Sa verge se tend et Harry la prend dans sa main droite, celle qui tient son flingue : Eggsy reconnait la texture de la corne déposée dans la paume à cause de la crosse de l'arme et malgré les soins quotidiens. Et il aime ça. C'est mieux que la main douce et fine d'une femme, c'est plus sensuel que celle d'un homme de son âge parce que la main d'Harry raconte autant d'histoires que son corps. Parce que la main d'Harry n'est pas lisse, elle est faite de creux et de vagues, de textures différentes qui se complètent à la perfection avec la peau de son membre. Et il va, d'avant en arrière, faisant aller et venir le sexe d'Eggsy dans le cercle lâche que forment ses doigts, les resserrant quand il arrive au sommet. Il effleure son gland de son pouce en prenant bien soin de l'enduire du lubrifiant qui en coule naturellement.
« Je croyais que tu devais me sucer. » lâche Eggsy dans un râle.
« Patience. » murmure Harry à quelques millimètres de sa verge. Il sent son souffle chatouiller la base et une langue taquine sortir juste un instant pour le goûter.
La langue d'Harry passe sur toute sa longueur, esquisse les contours de son sexe comme pour l'apprendre alors qu'il le connait par cœur. Eggsy soupire, ferme les yeux, sa tête tape contre les oreillers derrière lui. Pauvre Harry. Il est clairement désavantagé par leurs caresses précédentes ainsi que par la faim permanente qu'il a de lui. Longtemps, Harry s'amuse avec sa langue, passant et repassant sur son membre désormais humide de sa salive. Eggsy a la respiration saccadée. Une perle de sueur coule sur son front, ses mains sont accrochées aux draps, ses ongles plantés dans ses poings pour éviter d'être sur Harry et de le forcer à le prendre dans sa gorge.
Quand il entend son amant gémir son nom, il ouvre les yeux et baisse la tête juste à temps pour voir la tête d'Harry s'incliner, son sexe complétement noyé par une sensation de chaleur fiévreuse. Il croit jouir sur le coup mais Harry mordille légèrement la base, créant une douleur bienvenue, repoussant à peine son désir.
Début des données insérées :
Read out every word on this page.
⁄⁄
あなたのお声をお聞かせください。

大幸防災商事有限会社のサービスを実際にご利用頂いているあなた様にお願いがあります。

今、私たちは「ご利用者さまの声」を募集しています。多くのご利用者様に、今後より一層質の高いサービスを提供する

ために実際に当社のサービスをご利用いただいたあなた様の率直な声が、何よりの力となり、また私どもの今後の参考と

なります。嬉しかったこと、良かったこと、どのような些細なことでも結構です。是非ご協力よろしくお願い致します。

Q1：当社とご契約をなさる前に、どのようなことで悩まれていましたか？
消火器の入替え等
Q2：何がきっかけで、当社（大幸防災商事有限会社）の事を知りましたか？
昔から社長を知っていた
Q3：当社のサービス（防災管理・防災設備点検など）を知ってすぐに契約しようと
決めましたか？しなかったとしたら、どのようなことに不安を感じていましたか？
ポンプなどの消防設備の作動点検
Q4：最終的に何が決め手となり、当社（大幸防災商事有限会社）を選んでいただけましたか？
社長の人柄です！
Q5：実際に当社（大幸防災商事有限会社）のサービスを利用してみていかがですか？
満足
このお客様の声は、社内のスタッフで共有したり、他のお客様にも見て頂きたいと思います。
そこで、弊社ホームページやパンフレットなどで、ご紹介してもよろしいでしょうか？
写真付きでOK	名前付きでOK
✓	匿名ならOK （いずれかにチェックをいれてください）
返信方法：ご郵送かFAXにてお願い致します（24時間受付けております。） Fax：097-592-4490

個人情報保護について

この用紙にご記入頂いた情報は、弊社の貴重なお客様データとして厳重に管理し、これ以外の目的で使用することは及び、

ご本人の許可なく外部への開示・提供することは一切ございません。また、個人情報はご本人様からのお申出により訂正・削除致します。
La langue experte s'enroule autour de sa verge gonflée de désir, remonte le long avant de la reprendre toute entière dans sa bouche.
Eggsy a l'impression que c'est la première fois qu'on le suce comme ça, en prenant soin de chaque détail, de chacun de ses frissons. Harry ne fait pas que le sucer : il le caresse, le griffe, le lèche, l'embrasse, le mord. Il n'a jamais ressenti un tel trouble, tant d'amour entre eux. Ils sont seuls et rien d'autre ne compte que la bouche d'Harry sur son sexe, que sa main sur sa hanche alors qu'il se cambre, suivant le rythme et les ordres silencieux de son mentor, que ses doigts qui recueillent amoureusement ses bourses.
Harry lèche son gland et en explore l'interstice avec le bout de sa langue avant de l'engloutir de nouveau jusqu'à sa base. Ses joues se creusent, ses narines se gonflent, Harry aspire son sexe et le relâche. Eggsy sent sa langue balayer son sexe de chaque côté. Il n'en peut plus. Il arrache sa main du matelas et vient la poser sur la tête qui se balance. Il emplit ses mains de l'abondante chevelure, ne cherchant à rien imposer, juste à avertir Harry qu'il n'est pas loin.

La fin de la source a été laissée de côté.